To re-summarize the problem - whenever I add the functions directly through the Azure portal, I am able to access them directly through the APIM Gateway just using the Ocp-Apim-Subscription-Key header. However, when I import them during my pipeline runs using an OpenApi spec APIM is creating the named value that corresponds to the function key but it is not automatically adding the x-functions-key header/code param to the inbound requests. This means the imported functions are expecting BOTH the Ocp-Apim-Subscription-Key header & also the x-functions-key header or code parameter.

First - I am using the Azure CLI & OpenApi spec to publish my functions post-deployment.


    az apim api import `
        --path 'my-function' `
        -g 'rg-someresourcegroup' `
        --api-id 'MyFunction' `
        --description 'This is my function' `
        --service-name 'apim-instance' `
        --specification-format 'OpenApi' `
        --specification-url 'https://func-myfunction.azurewebsites.net/api/openapi/v3.json' `
        --display-name 'MyFunction' `
        --api-version 'v1' `
        --api-version-set-id 'MyFunction-v1' `
        --subscription-key-header-name "Ocp-Apim-Subscription-Key" `
        --subscription-key-query-param-name "subscription-key" `
        --protocols "https"

The named value that gets created in APIM this way uses the Azure Function Resource Name + key - in the example above that would be func-myfunctionkey. I am passing this value into my CI/CD task & Powershell script using the parameter $WebAppName.

Here is the policy snippet I am using to auto-add the x-functions-key to the function (you can also modify this to use the ?code= param if desired).


<policies>
    <inbound>
        <base />

        <set-header name="x-functions-key" exists-action="override">
            <value>@@function-key@@</value>
        </set-header>
        <!-- Other policy stuff here -->
    </inbound>
    <!-- Other policy stuff here -->
</policies>

Then in my pipeline - I'm doing a 'replace tokens'-style task using powershell & uploading this policy document to the APIM endpoint.

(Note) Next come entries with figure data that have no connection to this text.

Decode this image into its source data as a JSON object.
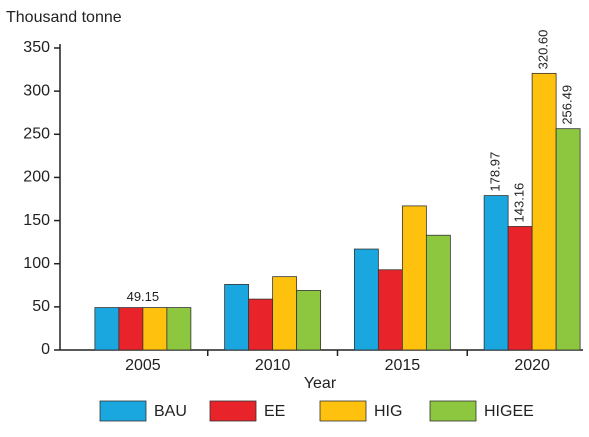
{
  "chart_data": {
    "type": "bar",
    "title": "Thousand tonne",
    "x_label": "Year",
    "categories": [
      "2005",
      "2010",
      "2015",
      "2020"
    ],
    "series": [
      {
        "name": "BAU",
        "color": "#1aa7e0",
        "values": [
          49.15,
          76,
          117,
          178.97
        ],
        "value_labels": [
          "49.15",
          null,
          null,
          "178.97"
        ]
      },
      {
        "name": "EE",
        "color": "#e8232a",
        "values": [
          49.15,
          59,
          93,
          143.16
        ],
        "value_labels": [
          null,
          null,
          null,
          "143.16"
        ]
      },
      {
        "name": "HIG",
        "color": "#fec20e",
        "values": [
          49.15,
          85,
          167,
          320.6
        ],
        "value_labels": [
          null,
          null,
          null,
          "320.60"
        ]
      },
      {
        "name": "HIGEE",
        "color": "#8dc63f",
        "values": [
          49.15,
          69,
          133,
          256.49
        ],
        "value_labels": [
          null,
          null,
          null,
          "256.49"
        ]
      }
    ],
    "ylim": [
      0,
      350
    ],
    "yticks": [
      0,
      50,
      100,
      150,
      200,
      250,
      300,
      350
    ],
    "grid": false,
    "legend": "bottom"
  }
}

Write-Host `n"Creating default inbound policy for Api: $ApiName"
$apimContext = New-AzApiManagementContext -ResourceGroupName $ResourceGroupName -ServiceName $ServiceName

$path = './apim-default-api-policy.xml'

## Replace the @@function-key@@ with the correct value.
$xml = (Get-Content -Raw $path) -Replace "@@function-key@@", "{{$WebAppName-key}}"

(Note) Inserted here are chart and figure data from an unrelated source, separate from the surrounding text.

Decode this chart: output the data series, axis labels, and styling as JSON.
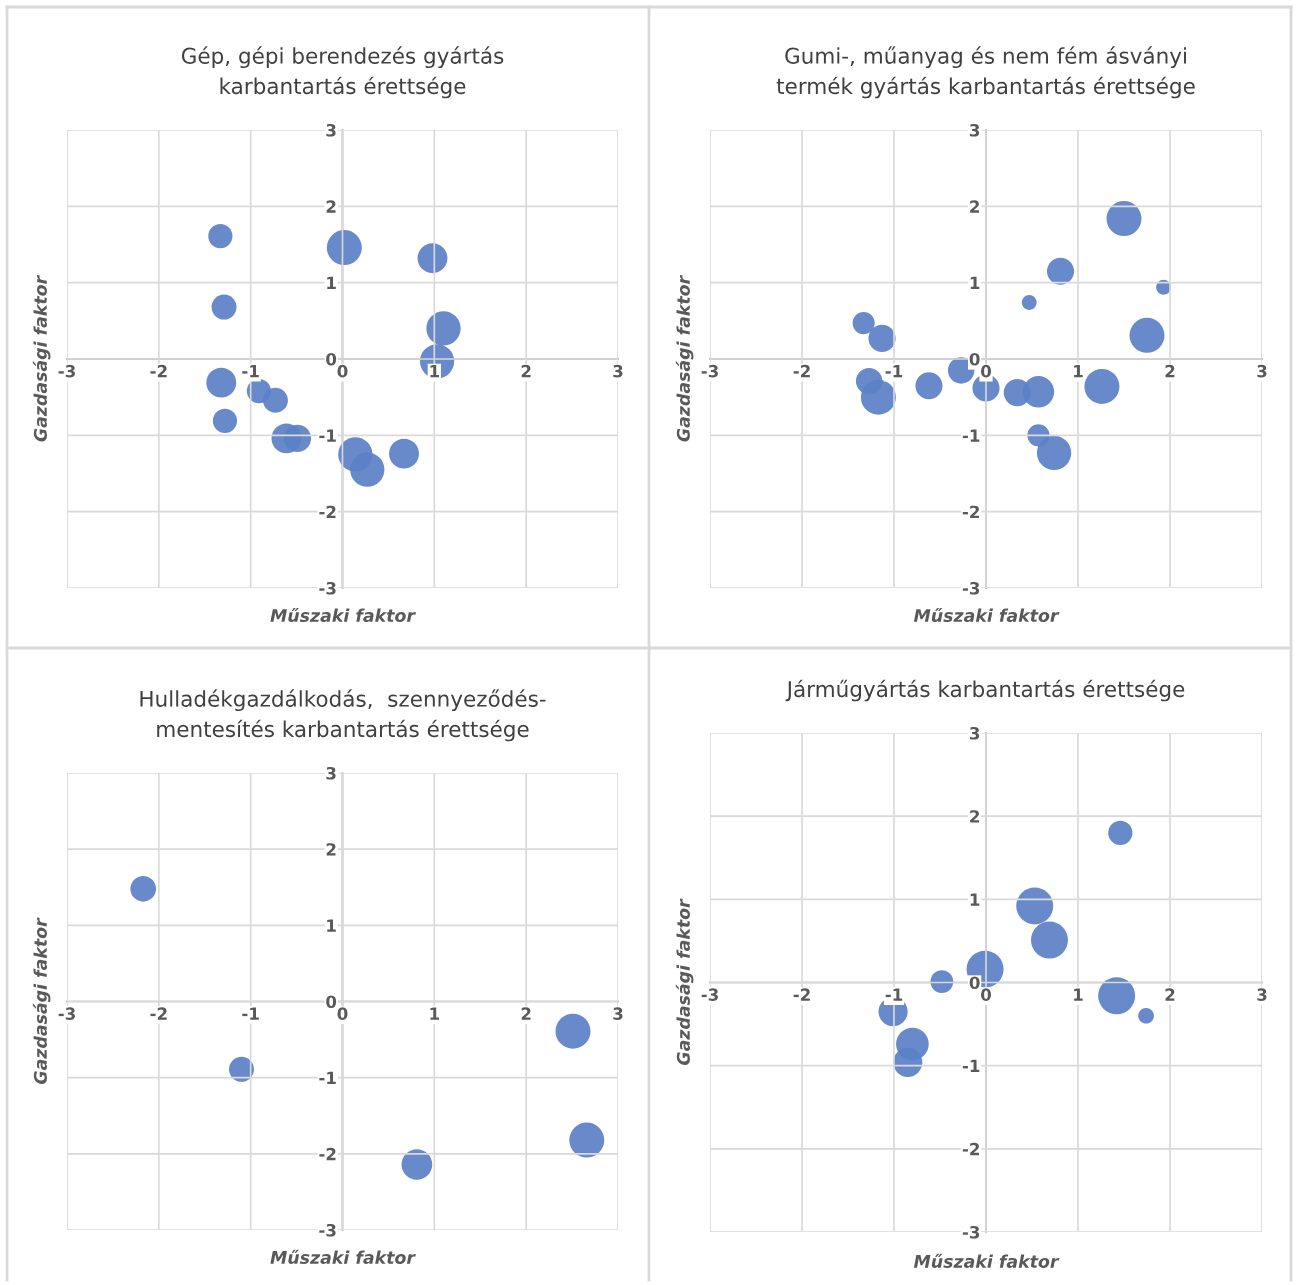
{
  "chart_data": [
    {
      "type": "bubble",
      "title": "Gép, gépi berendezés gyártás\nkarbantartás érettsége",
      "xlabel": "Műszaki faktor",
      "ylabel": "Gazdasági faktor",
      "xlim": [
        -3,
        3
      ],
      "ylim": [
        -3,
        3
      ],
      "xticks": [
        -3,
        -2,
        -1,
        0,
        1,
        2,
        3
      ],
      "yticks": [
        -3,
        -2,
        -1,
        0,
        1,
        2,
        3
      ],
      "grid": true,
      "x": [
        -1.33,
        0.02,
        0.98,
        -1.29,
        1.1,
        1.03,
        -1.32,
        -0.91,
        -0.73,
        -1.28,
        -0.61,
        -0.49,
        0.14,
        0.27,
        0.67
      ],
      "series": [
        {
          "color": "#5b80c6",
          "values": [
            1.61,
            1.46,
            1.32,
            0.68,
            0.4,
            -0.03,
            -0.31,
            -0.42,
            -0.54,
            -0.81,
            -1.04,
            -1.04,
            -1.25,
            -1.45,
            -1.24
          ],
          "sizes": [
            0.48,
            1,
            0.73,
            0.51,
            0.96,
            0.96,
            0.73,
            0.48,
            0.51,
            0.48,
            0.73,
            0.6,
            0.96,
            0.96,
            0.73
          ]
        }
      ]
    },
    {
      "type": "bubble",
      "title": "Gumi-, műanyag és nem fém ásványi\ntermék gyártás karbantartás érettsége",
      "xlabel": "Műszaki faktor",
      "ylabel": "Gazdasági faktor",
      "xlim": [
        -3,
        3
      ],
      "ylim": [
        -3,
        3
      ],
      "xticks": [
        -3,
        -2,
        -1,
        0,
        1,
        2,
        3
      ],
      "yticks": [
        -3,
        -2,
        -1,
        0,
        1,
        2,
        3
      ],
      "grid": true,
      "x": [
        1.5,
        0.81,
        1.93,
        0.47,
        -1.33,
        -1.13,
        1.75,
        -0.27,
        -1.27,
        -1.17,
        -0.62,
        0.0,
        0.34,
        0.57,
        1.26,
        0.57,
        0.74
      ],
      "series": [
        {
          "color": "#5b80c6",
          "values": [
            1.84,
            1.15,
            0.94,
            0.74,
            0.47,
            0.27,
            0.31,
            -0.15,
            -0.29,
            -0.5,
            -0.35,
            -0.38,
            -0.44,
            -0.43,
            -0.36,
            -1.0,
            -1.23
          ],
          "sizes": [
            1,
            0.6,
            0.18,
            0.18,
            0.4,
            0.6,
            1,
            0.57,
            0.57,
            1,
            0.6,
            0.6,
            0.6,
            0.81,
            1,
            0.4,
            0.96
          ]
        }
      ]
    },
    {
      "type": "bubble",
      "title": "Hulladékgazdálkodás,  szennyeződés-\nmentesítés karbantartás érettsége",
      "xlabel": "Műszaki faktor",
      "ylabel": "Gazdasági faktor",
      "xlim": [
        -3,
        3
      ],
      "ylim": [
        -3,
        3
      ],
      "xticks": [
        -3,
        -2,
        -1,
        0,
        1,
        2,
        3
      ],
      "yticks": [
        -3,
        -2,
        -1,
        0,
        1,
        2,
        3
      ],
      "grid": true,
      "x": [
        -2.17,
        -1.1,
        0.81,
        2.51,
        2.66
      ],
      "series": [
        {
          "color": "#5b80c6",
          "values": [
            1.48,
            -0.89,
            -2.14,
            -0.39,
            -1.82
          ],
          "sizes": [
            0.54,
            0.51,
            0.77,
            1,
            1
          ]
        }
      ]
    },
    {
      "type": "bubble",
      "title": "Járműgyártás karbantartás érettsége",
      "xlabel": "Műszaki faktor",
      "ylabel": "Gazdasági faktor",
      "xlim": [
        -3,
        3
      ],
      "ylim": [
        -3,
        3
      ],
      "xticks": [
        -3,
        -2,
        -1,
        0,
        1,
        2,
        3
      ],
      "yticks": [
        -3,
        -2,
        -1,
        0,
        1,
        2,
        3
      ],
      "grid": true,
      "x": [
        1.46,
        0.53,
        0.69,
        -0.01,
        -0.48,
        1.42,
        1.74,
        -1.01,
        -0.8,
        -0.85
      ],
      "series": [
        {
          "color": "#5b80c6",
          "values": [
            1.8,
            0.92,
            0.51,
            0.16,
            0.01,
            -0.16,
            -0.4,
            -0.35,
            -0.74,
            -0.96
          ],
          "sizes": [
            0.43,
            1,
            1,
            1,
            0.38,
            1,
            0.18,
            0.62,
            0.78,
            0.62
          ]
        }
      ]
    }
  ]
}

Set-AzApiManagementPolicy -Context $apimContext `
                          -Format 'application/vnd.ms-azure-apim.policy.raw+xml' `
                          -ApiId $ApiName `
                          -Policy $xml

Write-Host `n"Set policy for $ApiName"

Note that I'm using the az CLI for the import & Azure Powershell for the policy update - at the time of writing (05/2023) - the az CLI does not appear to support policy manipulation like this - hopefully, this feature is added down the line.